The datasets that will be used for this analysis are obtained from the supplementary data from Washington et. al. The following five genes have been curated by three independent curators:

  1. EYA1

  2. PAX2

  3. SOX10

  4. SOX9

  5. TTN

In total, we have 15 datasets, three per gene.

An initial manipulation is conducted to each of the gene datasets where the ancestors (till the root ) of each term are computed and then a union of these ancestors is added to the dataset. This manipulated Dataset for will be called Ancestor_Dataset and represents the subtree represented by the original dataset.

\[Ancestor\_Dataset = Gene\_Dataset \cup Ancestors(term_i) \colon \{i=1.....T\}\]

where T = total number of terms in Gene_Dataset

Calculating hypergeometric probability

The hypergeometric probability will be calculated in the following manner:

We define the following parameters to be used in the calculation of the hypergeometric probability:

  1. X: The total number of datasets.
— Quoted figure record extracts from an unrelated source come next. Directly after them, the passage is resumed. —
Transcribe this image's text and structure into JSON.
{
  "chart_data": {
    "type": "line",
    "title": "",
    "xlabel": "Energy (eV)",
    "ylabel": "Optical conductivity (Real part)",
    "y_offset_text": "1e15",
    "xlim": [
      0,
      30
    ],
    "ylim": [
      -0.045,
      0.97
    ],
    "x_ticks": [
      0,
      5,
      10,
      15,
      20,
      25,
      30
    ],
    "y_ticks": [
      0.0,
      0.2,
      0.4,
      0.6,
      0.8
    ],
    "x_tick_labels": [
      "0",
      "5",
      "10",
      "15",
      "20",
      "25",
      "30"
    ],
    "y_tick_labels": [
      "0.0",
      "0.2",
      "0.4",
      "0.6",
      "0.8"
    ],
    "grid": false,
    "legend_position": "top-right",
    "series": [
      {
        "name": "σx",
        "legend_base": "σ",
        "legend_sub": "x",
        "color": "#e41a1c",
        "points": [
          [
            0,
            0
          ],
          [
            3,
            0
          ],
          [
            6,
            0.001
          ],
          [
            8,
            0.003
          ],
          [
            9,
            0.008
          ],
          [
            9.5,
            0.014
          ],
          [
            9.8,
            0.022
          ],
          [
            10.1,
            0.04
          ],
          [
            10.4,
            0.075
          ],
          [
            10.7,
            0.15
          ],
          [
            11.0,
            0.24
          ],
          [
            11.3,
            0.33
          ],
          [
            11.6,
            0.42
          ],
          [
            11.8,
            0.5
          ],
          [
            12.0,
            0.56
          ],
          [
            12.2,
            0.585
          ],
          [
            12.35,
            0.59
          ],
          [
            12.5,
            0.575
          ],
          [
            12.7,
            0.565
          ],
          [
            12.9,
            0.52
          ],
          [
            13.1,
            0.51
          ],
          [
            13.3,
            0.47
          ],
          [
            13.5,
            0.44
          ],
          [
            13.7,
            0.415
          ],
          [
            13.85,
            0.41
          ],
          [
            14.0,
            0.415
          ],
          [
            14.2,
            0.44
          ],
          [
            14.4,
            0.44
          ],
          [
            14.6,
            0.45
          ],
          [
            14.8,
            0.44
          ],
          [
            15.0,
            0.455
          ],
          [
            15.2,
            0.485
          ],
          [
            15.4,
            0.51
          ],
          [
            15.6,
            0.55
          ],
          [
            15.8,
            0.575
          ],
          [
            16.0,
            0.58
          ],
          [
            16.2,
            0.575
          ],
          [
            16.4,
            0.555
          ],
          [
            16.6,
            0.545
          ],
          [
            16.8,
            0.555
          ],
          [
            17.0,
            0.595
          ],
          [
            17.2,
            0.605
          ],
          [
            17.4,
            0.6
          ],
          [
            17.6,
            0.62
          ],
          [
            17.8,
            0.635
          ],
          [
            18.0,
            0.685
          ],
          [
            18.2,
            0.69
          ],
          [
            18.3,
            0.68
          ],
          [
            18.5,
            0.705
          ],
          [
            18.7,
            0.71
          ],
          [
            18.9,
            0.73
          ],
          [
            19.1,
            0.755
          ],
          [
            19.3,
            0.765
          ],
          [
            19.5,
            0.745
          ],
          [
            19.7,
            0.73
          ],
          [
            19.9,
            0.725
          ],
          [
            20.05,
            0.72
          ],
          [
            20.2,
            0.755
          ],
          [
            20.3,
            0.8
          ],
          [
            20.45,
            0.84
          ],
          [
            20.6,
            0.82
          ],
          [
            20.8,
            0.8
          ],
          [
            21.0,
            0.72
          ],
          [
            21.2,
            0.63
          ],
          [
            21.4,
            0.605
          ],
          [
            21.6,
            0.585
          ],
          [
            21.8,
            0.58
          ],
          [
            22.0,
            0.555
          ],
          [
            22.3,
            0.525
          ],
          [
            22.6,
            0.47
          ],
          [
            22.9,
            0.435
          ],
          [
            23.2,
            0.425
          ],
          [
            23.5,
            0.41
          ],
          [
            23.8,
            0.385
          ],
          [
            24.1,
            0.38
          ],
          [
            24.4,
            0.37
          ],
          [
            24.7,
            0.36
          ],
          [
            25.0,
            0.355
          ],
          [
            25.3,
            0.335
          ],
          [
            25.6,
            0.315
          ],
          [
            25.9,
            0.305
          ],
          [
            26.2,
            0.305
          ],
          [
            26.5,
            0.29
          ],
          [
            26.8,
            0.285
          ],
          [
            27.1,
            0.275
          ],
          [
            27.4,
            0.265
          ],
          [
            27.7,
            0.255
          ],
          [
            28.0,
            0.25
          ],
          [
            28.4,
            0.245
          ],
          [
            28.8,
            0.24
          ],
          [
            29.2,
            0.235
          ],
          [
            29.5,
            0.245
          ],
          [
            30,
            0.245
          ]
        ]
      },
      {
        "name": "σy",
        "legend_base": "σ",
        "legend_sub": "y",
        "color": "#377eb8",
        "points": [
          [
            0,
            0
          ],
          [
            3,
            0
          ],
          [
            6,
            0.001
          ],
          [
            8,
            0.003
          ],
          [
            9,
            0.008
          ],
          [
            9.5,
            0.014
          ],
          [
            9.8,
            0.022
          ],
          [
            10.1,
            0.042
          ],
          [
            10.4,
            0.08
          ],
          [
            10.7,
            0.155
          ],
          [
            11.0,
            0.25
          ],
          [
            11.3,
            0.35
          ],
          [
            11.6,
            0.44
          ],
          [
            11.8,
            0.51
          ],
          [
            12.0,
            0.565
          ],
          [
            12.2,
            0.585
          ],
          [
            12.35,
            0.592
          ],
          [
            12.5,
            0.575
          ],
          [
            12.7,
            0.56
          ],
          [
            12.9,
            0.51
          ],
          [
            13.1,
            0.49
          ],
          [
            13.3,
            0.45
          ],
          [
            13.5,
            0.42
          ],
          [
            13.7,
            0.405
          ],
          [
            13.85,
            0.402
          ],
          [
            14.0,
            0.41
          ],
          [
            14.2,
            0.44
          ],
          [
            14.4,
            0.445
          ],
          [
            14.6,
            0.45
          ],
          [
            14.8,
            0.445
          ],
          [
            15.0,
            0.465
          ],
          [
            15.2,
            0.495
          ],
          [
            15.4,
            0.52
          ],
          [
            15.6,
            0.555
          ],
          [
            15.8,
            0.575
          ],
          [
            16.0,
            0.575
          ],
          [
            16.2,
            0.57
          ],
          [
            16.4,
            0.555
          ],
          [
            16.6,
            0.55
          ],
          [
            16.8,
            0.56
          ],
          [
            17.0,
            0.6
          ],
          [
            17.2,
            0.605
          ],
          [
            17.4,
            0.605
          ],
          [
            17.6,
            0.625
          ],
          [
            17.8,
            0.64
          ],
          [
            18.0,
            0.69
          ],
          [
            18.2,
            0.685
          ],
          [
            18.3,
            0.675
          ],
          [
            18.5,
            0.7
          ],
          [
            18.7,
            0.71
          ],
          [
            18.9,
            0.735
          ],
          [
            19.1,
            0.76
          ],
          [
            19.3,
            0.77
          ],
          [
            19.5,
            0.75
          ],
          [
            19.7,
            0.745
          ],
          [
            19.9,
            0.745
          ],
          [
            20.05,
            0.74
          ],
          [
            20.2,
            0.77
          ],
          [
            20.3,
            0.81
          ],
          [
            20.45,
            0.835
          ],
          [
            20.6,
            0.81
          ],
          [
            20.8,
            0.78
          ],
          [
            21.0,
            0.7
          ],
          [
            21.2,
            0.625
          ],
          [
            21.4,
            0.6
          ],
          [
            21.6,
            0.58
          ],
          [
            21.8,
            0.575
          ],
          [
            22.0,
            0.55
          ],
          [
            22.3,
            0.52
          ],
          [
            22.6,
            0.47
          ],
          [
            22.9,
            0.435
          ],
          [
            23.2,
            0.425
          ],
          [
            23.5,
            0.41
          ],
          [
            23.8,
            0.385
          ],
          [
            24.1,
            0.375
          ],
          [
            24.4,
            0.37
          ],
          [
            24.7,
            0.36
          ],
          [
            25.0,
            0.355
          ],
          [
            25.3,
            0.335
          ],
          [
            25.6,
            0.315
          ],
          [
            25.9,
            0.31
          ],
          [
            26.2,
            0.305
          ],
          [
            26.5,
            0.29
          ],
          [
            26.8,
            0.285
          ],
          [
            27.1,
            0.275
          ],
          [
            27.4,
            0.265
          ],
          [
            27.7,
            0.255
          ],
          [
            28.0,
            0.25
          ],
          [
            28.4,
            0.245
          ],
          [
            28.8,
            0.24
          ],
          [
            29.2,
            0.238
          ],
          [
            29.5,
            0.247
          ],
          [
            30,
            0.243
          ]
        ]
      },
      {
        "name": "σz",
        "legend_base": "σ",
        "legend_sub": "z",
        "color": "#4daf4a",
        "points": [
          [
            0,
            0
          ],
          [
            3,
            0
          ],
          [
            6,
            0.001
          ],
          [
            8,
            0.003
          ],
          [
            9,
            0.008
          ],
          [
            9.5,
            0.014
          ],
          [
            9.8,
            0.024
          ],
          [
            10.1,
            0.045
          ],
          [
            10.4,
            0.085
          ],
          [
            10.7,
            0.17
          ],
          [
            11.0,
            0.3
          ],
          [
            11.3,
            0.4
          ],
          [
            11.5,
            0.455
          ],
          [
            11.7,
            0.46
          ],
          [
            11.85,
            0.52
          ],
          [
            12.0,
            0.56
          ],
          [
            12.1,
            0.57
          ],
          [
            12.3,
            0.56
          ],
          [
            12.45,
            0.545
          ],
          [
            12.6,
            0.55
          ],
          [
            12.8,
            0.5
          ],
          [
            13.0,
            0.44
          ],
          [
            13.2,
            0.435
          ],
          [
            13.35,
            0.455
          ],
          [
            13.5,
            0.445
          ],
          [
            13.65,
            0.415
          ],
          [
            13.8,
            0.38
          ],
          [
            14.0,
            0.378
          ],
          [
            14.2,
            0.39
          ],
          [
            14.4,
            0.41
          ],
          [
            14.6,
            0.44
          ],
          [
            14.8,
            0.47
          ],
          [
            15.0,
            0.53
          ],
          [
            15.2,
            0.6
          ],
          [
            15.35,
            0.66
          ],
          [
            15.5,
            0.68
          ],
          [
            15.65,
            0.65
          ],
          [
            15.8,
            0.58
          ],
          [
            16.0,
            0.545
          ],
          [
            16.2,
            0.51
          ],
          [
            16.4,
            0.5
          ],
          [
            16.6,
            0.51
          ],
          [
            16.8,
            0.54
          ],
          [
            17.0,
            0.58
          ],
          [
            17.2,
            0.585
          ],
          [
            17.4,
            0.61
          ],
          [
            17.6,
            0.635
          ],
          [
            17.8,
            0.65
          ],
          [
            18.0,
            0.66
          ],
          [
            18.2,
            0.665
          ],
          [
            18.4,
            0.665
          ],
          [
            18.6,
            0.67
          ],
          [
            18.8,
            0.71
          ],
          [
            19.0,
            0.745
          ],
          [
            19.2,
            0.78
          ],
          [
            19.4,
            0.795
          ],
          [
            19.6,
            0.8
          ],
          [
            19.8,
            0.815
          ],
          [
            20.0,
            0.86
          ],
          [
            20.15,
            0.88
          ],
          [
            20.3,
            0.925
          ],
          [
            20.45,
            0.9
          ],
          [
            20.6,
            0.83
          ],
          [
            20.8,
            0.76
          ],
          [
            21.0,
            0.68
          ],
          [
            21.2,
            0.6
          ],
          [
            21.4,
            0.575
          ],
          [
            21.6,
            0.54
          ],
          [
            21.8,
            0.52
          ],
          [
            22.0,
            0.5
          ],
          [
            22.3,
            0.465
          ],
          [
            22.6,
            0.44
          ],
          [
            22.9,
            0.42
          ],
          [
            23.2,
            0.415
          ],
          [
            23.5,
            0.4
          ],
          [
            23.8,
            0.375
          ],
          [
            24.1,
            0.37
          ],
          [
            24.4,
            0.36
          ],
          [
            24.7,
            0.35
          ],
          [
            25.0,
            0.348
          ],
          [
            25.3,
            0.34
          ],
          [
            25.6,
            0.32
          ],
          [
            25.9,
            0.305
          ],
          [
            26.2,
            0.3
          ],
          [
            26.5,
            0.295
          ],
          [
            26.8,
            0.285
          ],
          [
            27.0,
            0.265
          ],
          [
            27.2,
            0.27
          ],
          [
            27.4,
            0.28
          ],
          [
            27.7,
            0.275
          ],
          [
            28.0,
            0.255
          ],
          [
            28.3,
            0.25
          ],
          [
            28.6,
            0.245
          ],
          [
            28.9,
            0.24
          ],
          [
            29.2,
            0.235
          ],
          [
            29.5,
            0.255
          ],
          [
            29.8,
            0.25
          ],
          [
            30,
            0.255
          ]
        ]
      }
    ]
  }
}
In our experiment, X = 15.

  2. Count_Dataset_1:

  3. Count_Dataset_2

  4. Count_MasterDataset

  5. Count_SharedDataset_1,2

The Master Dataset is created by performing a union over all the X number of gene datasets. The gene datasets are assumed to have been modified to include all ancestors of every EQ term present in the dataset.

\[Master\_Dataset = Master\_Dataset \cup Gene\_Dataset_i \colon i = {1, 2.... X}\]
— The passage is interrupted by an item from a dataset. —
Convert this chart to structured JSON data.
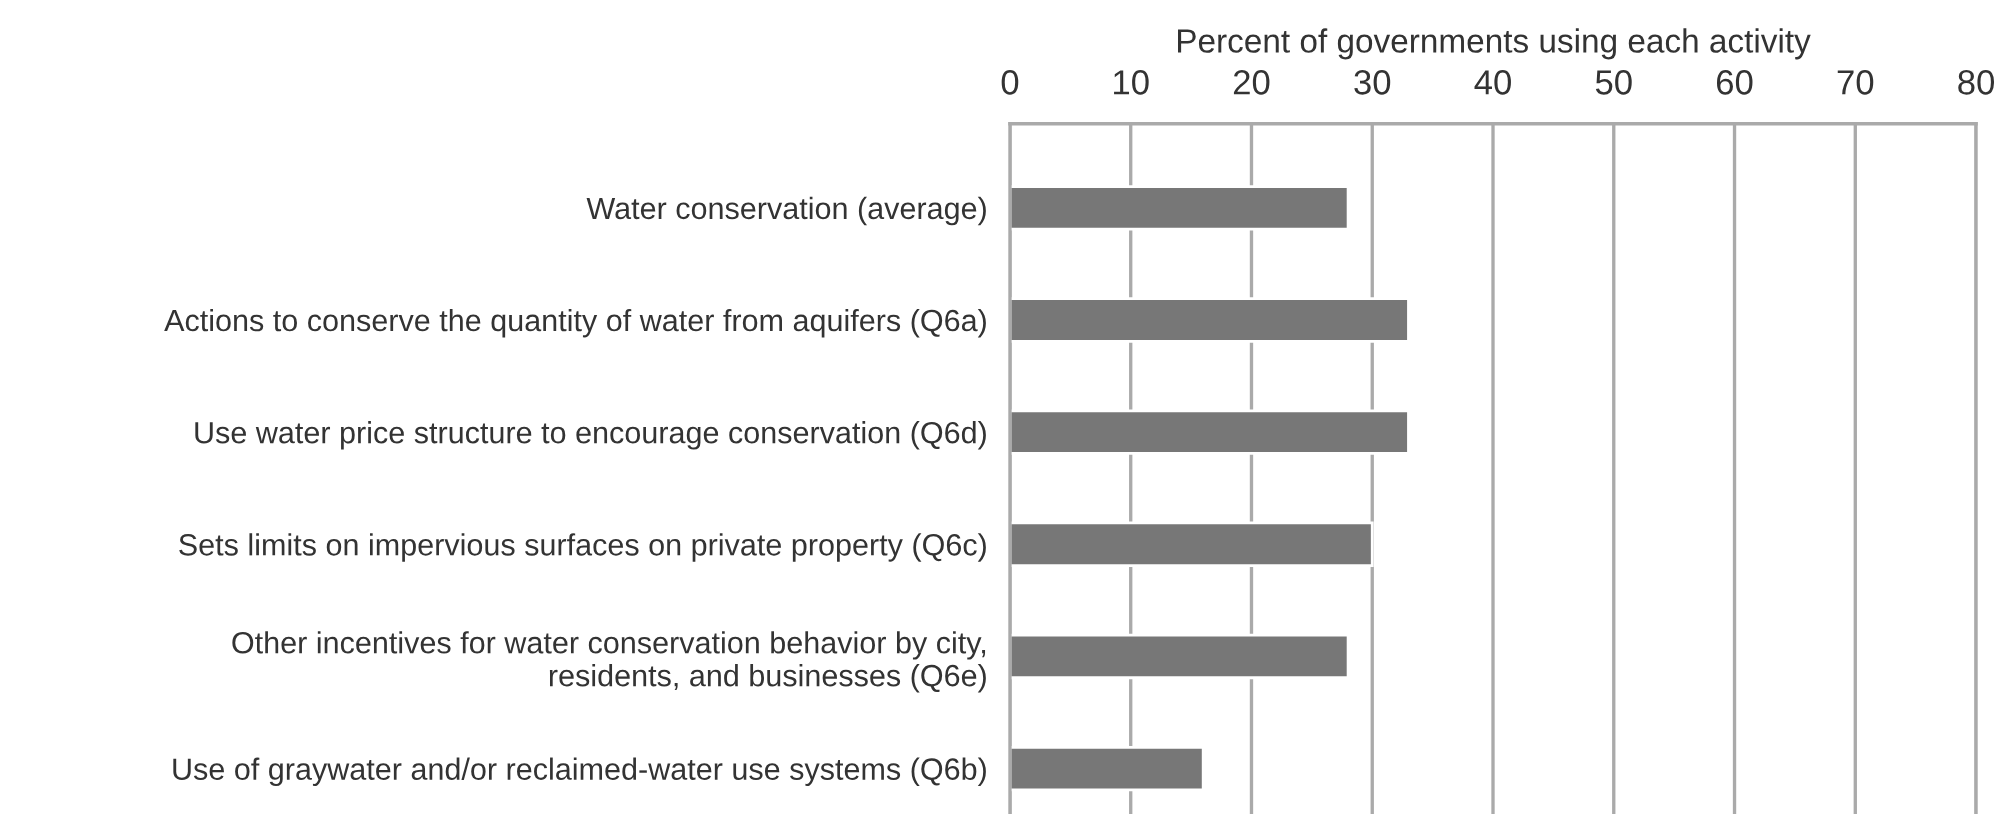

The sum of the annotation counts for the subtree represented by a dataset, Count_Dataset is calculated as follows: \[Count\_Dataset = \sum\limits_{i=1}^{TotalTerms} \sum\limits_{j=1}^X Count(Term_{i,j})\]

Given Count_Dataset_1, Count_Dataset_2, Count_SharedDataset_1,2 and Count_MasterDataset, the hypergeometric probability of Count_SharedDataset_1,2 is defined as :

A = \[\left( \begin{array}{c} Count_{Dataset_1}  \\ Count_{SharedDataset_{1,2}}  \end{array} \right)\]  * \[\left( \begin{array}{c} Count_{MasterDataset} - Count_{Dataset_1}  \\ Count_{Dataset_2} - Count_{SharedDataset_{1,2}}  \end{array} \right)\] / \[\left( \begin{array}{c} Count_{MasterDataset}  \\ Count_{Dataset_2}  \end{array} \right)\] 

The lower the value obtained from the above calculation, the more significant the occurrence of the shared terms is between the two profiles.